The story follows a dog named Giv on his journey across the American landscape from post 9/11, through Hurricane Katrina, and the Iraq war. And through this journey you will experience the heart of a nation. Here's a small quote to show you the flavor of the writing:

"The Pitch of creativity was happening in Ruthie, though she did not know it--she wouldn't for a few hours yet, anyway. It was part of the same volcanic energy that had birthed Marlon Brando, the biker, in The Wild One, who when asked in a California town, "What are you rebelling against?" answered, "What have you got?" It had birthed James Dean and a game of chicken on the Pacific bluffs in Rebel Without a Cause. It spawned The Grapes of Wrath and Dean Moriarity in On the Road and Jack Nicholson on the back of a chopper wearing a football helmet while the Byrds sang "The river, it flows to the sea, and wherever that river goes, that's where I want to be."

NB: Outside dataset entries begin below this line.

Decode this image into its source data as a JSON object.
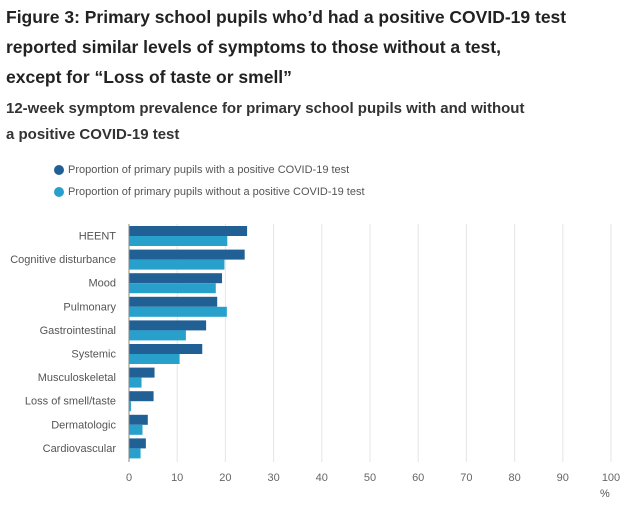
{
  "header": {
    "title_lines": [
      "Figure 3: Primary school pupils who’d had a positive COVID-19 test",
      "reported similar levels of symptoms to those without a test,",
      "except for “Loss of taste or smell”"
    ],
    "subtitle_lines": [
      "12-week symptom prevalence for primary school pupils with and without",
      "a positive COVID-19 test"
    ]
  },
  "chart_data": {
    "type": "bar",
    "orientation": "horizontal",
    "categories": [
      "HEENT",
      "Cognitive disturbance",
      "Mood",
      "Pulmonary",
      "Gastrointestinal",
      "Systemic",
      "Musculoskeletal",
      "Loss of smell/taste",
      "Dermatologic",
      "Cardiovascular"
    ],
    "series": [
      {
        "name": "Proportion of primary pupils with a positive COVID-19 test",
        "color": "#206095",
        "values": [
          24.5,
          24.0,
          19.3,
          18.3,
          16.0,
          15.2,
          5.3,
          5.1,
          3.9,
          3.5
        ]
      },
      {
        "name": "Proportion of primary pupils without a positive COVID-19 test",
        "color": "#27a0cc",
        "values": [
          20.4,
          19.8,
          18.0,
          20.3,
          11.8,
          10.5,
          2.6,
          0.4,
          2.8,
          2.4
        ]
      }
    ],
    "xlim": [
      0,
      100
    ],
    "xticks": [
      0,
      10,
      20,
      30,
      40,
      50,
      60,
      70,
      80,
      90,
      100
    ],
    "xunit": "%",
    "legend_position": "top-left",
    "grid": true
  }
}
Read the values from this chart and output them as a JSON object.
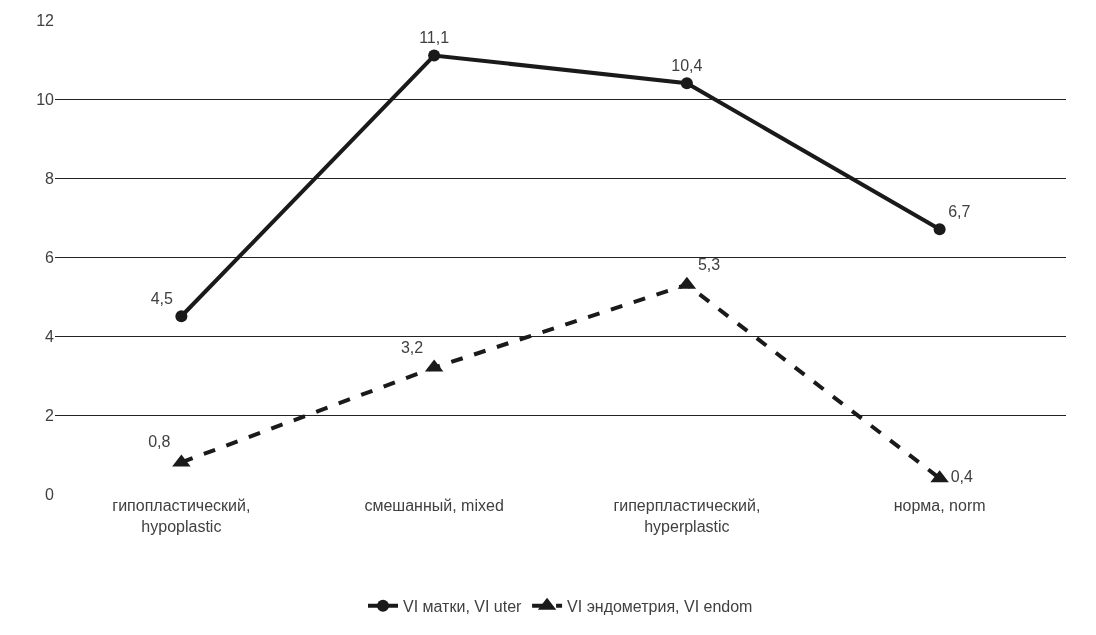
{
  "chart_data": {
    "type": "line",
    "categories": [
      "гипопластический,\nhypoplastic",
      "смешанный, mixed",
      "гиперпластический,\nhyperplastic",
      "норма, norm"
    ],
    "series": [
      {
        "name": "VI матки, VI uter",
        "color": "#1a1a1a",
        "values": [
          4.5,
          11.1,
          10.4,
          6.7
        ],
        "value_labels": [
          "4,5",
          "11,1",
          "10,4",
          "6,7"
        ],
        "marker": "circle",
        "line_style": "solid"
      },
      {
        "name": "VI эндометрия, VI endom",
        "color": "#1a1a1a",
        "values": [
          0.8,
          3.2,
          5.3,
          0.4
        ],
        "value_labels": [
          "0,8",
          "3,2",
          "5,3",
          "0,4"
        ],
        "marker": "triangle",
        "line_style": "dashed"
      }
    ],
    "ylim": [
      0,
      12
    ],
    "yticks": [
      0,
      2,
      4,
      6,
      8,
      10,
      12
    ],
    "grid": "y",
    "legend": "bottom"
  }
}
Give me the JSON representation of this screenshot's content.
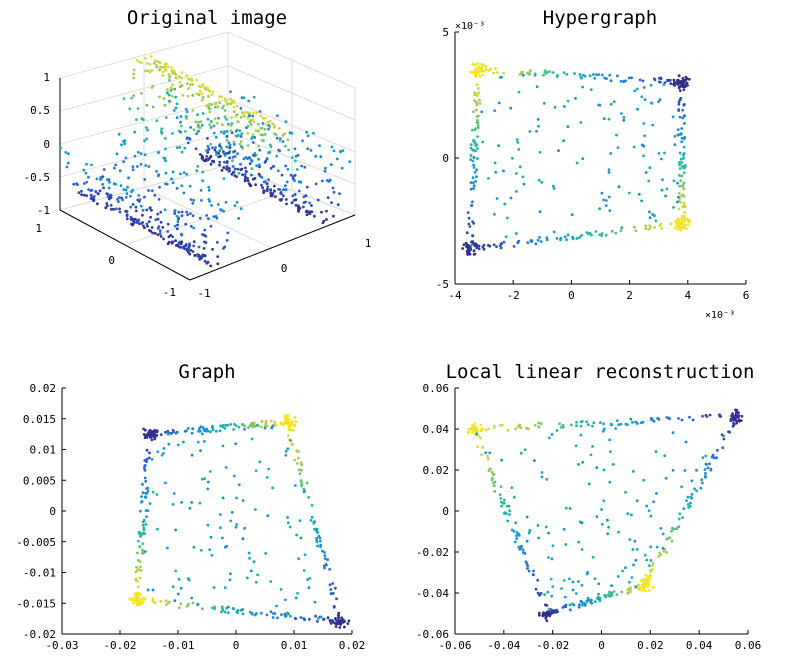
{
  "chart_data": [
    {
      "id": "original",
      "type": "scatter3d",
      "title": "Original image",
      "z_ticks": [
        "1",
        "0.5",
        "0",
        "-0.5",
        "-1"
      ],
      "y_ticks": [
        "1",
        "0",
        "-1"
      ],
      "x_ticks": [
        "-1",
        "0",
        "1"
      ],
      "x_range": [
        -1,
        1
      ],
      "y_range": [
        -1,
        1
      ],
      "z_range": [
        -1,
        1
      ]
    },
    {
      "id": "hypergraph",
      "type": "scatter",
      "title": "Hypergraph",
      "xlim": [
        -4,
        6
      ],
      "ylim": [
        -5,
        5
      ],
      "x_ticks": [
        "-4",
        "-2",
        "0",
        "2",
        "4",
        "6"
      ],
      "y_ticks": [
        "5",
        "0",
        "-5"
      ],
      "x_exponent": "×10⁻³",
      "y_exponent": "×10⁻³",
      "corners": [
        {
          "x": -3.2,
          "y": 3.5,
          "color": 1.0
        },
        {
          "x": 3.8,
          "y": 3.0,
          "color": 0.0
        },
        {
          "x": 3.8,
          "y": -2.6,
          "color": 1.0
        },
        {
          "x": -3.5,
          "y": -3.6,
          "color": 0.0
        }
      ]
    },
    {
      "id": "graph",
      "type": "scatter",
      "title": "Graph",
      "xlim": [
        -0.03,
        0.02
      ],
      "ylim": [
        -0.02,
        0.02
      ],
      "x_ticks": [
        "-0.03",
        "-0.02",
        "-0.01",
        "0",
        "0.01",
        "0.02"
      ],
      "y_ticks": [
        "0.02",
        "0.015",
        "0.01",
        "0.005",
        "0",
        "-0.005",
        "-0.01",
        "-0.015",
        "-0.02"
      ],
      "corners": [
        {
          "x": -0.015,
          "y": 0.0125,
          "color": 0.0
        },
        {
          "x": 0.009,
          "y": 0.0145,
          "color": 1.0
        },
        {
          "x": 0.018,
          "y": -0.018,
          "color": 0.0
        },
        {
          "x": -0.017,
          "y": -0.0145,
          "color": 1.0
        }
      ]
    },
    {
      "id": "local_linear",
      "type": "scatter",
      "title": "Local linear reconstruction",
      "xlim": [
        -0.06,
        0.06
      ],
      "ylim": [
        -0.06,
        0.06
      ],
      "x_ticks": [
        "-0.06",
        "-0.04",
        "-0.02",
        "0",
        "0.02",
        "0.04",
        "0.06"
      ],
      "y_ticks": [
        "0.06",
        "0.04",
        "0.02",
        "0",
        "-0.02",
        "-0.04",
        "-0.06"
      ],
      "corners": [
        {
          "x": -0.052,
          "y": 0.04,
          "color": 1.0
        },
        {
          "x": 0.055,
          "y": 0.046,
          "color": 0.0
        },
        {
          "x": 0.018,
          "y": -0.036,
          "color": 1.0
        },
        {
          "x": -0.022,
          "y": -0.05,
          "color": 0.0
        }
      ]
    }
  ]
}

It gave us The Call of the Wild and Sullivan's Travels and Travels with Charley and The Electric Kool Aid Acid Test and Vanishing Point and Route 66 and Bob Dylan singing, "Where you want this killing done? God said out on Highway 61." There's Johnny Appleseed and Ishmael, though his road was the sea, and The Leatherstocking Tales and It Happened One Night and Superman and The Incredible Journey and John Wayne in The Searchers promising he would find his kidnaped niece "just as sure as the turning of the earth," and Robert Frost's "The Road Less Traveled."

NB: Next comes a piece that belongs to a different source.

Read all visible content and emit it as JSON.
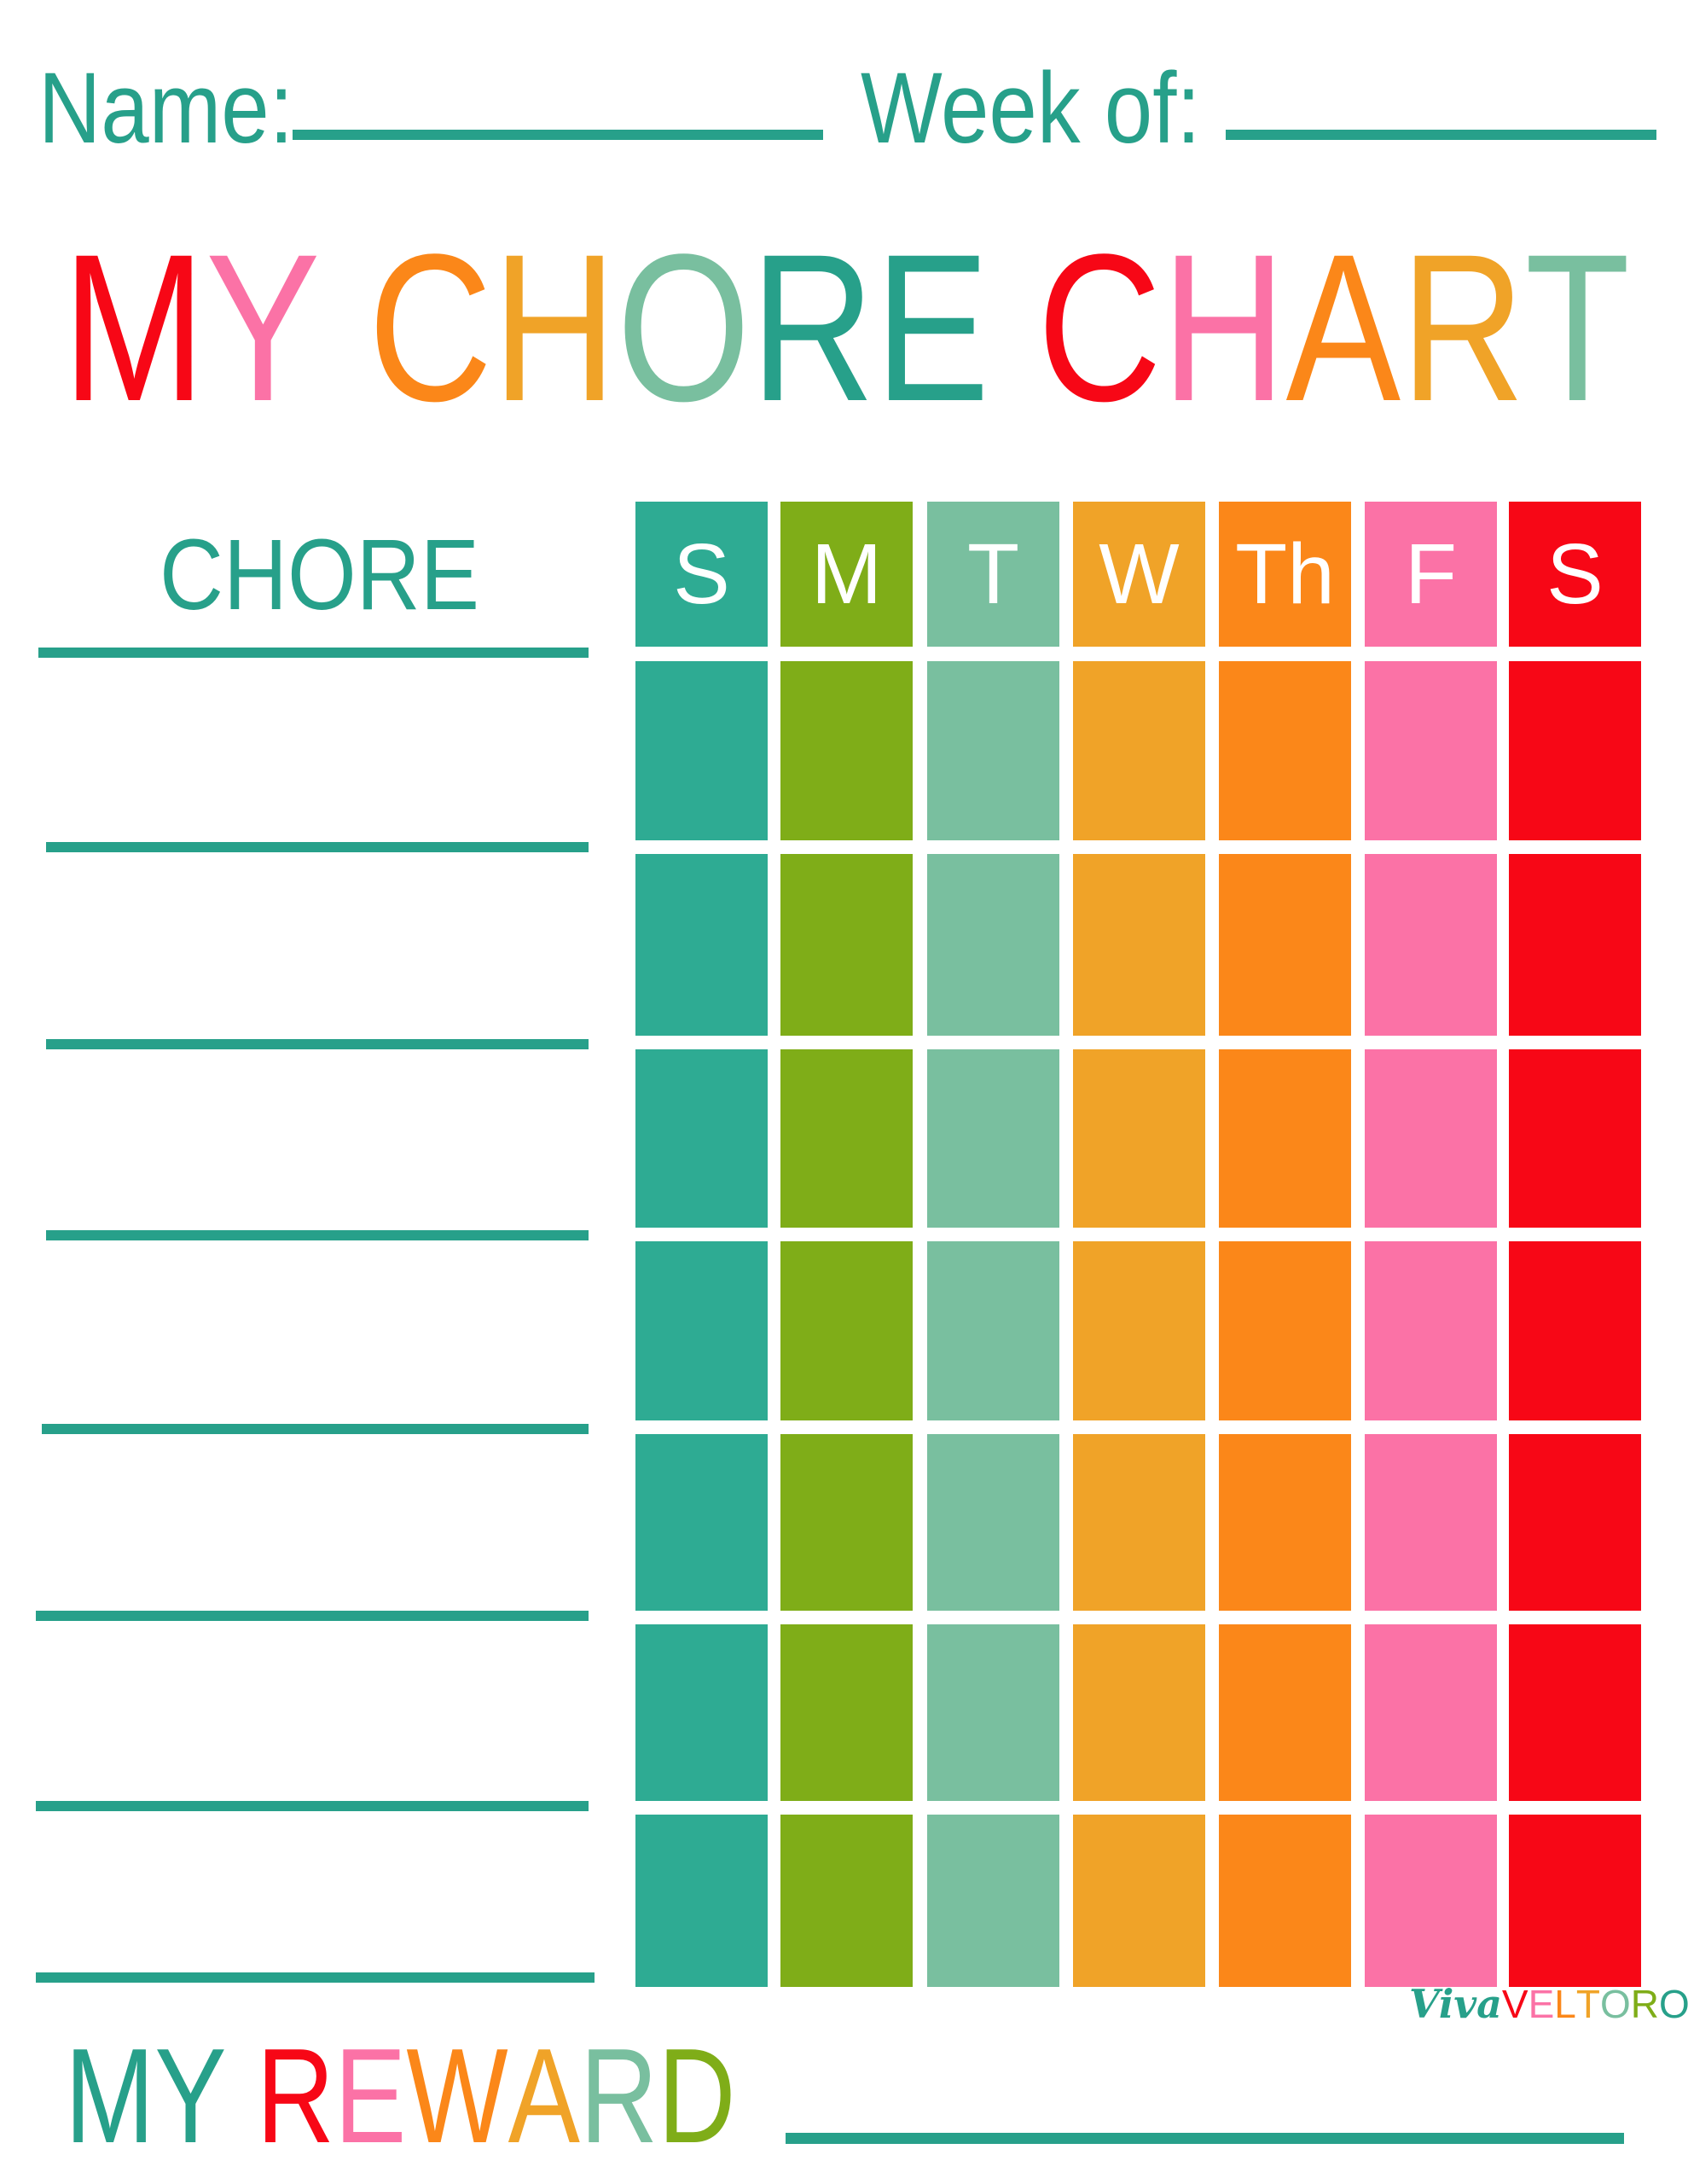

This is one of the most moving books I've ever read. It is poignant, powerful, and compelling. It gives me hope for our troubled world. I guarantee this book will touch your heart.

Friday, December 4, 2009

What to give the book lover in your life

A Journey Through Literary America by Thomas R. Hummel



This is a book that will help you understand the link between some of America's great literary voices and the landscapes that inspired them. It is, however, more than just a collection of beautiful photographs that make it a pleasure to look at as well as to read. It is a literary pilgrimage of photography and prose that took writer Thomas Hummel and photographer Tamra Dempsey two years and twenty thousand miles to compile. There are over 140 photographs and biographies ranging from James Fenimore Cooper to Washington Irving.

Here's a sample of the section on Willa Cather:


To confront the Divide—a swath of land from the Little Blue to the Republican River in Nebraska—was to feel such a pang of disorientation. But in a short amount of time, the country began to work on Cather. “I was little and homesick and lonely…” she later observed. “So the country and I had it out together and by the end of the first autumn the shaggy grass country had gripped me with a passion that I have never been able to shake. It has been the happiness and curse of my life.”

This is a beautiful and engaging book that manages to capture the natural wonders that influenced some of our favorite writers.

Great Plains: America's Lingering Wild by Michael Forsberg



The great plains were once one of the greatest grasslands on the planet, but in our settling of the west they were ploughed under and fenced in, as well as overgrazed. The grasslands today are some of the least protected and most endangered spots in North America. The photographs, essays, and maps of this book give us a taste of what still survives; the natural communities and native creatures of a vast and extraordinary landscape. Between fall of 2005 and winter of 2008 Michael Forsberg traveled roughly 100,000 miles across 12 states and 3 provinces of Canada to complete the photographic work for this project. There are also essays by Great Plains scholar David Wishart and wildlife biologist and rancher Dan O'Brien. The great plains are in desperate need of conservation and perhaps this beautiful book will help us all to recognize the wild splendor in this irreplaceable part of our planet.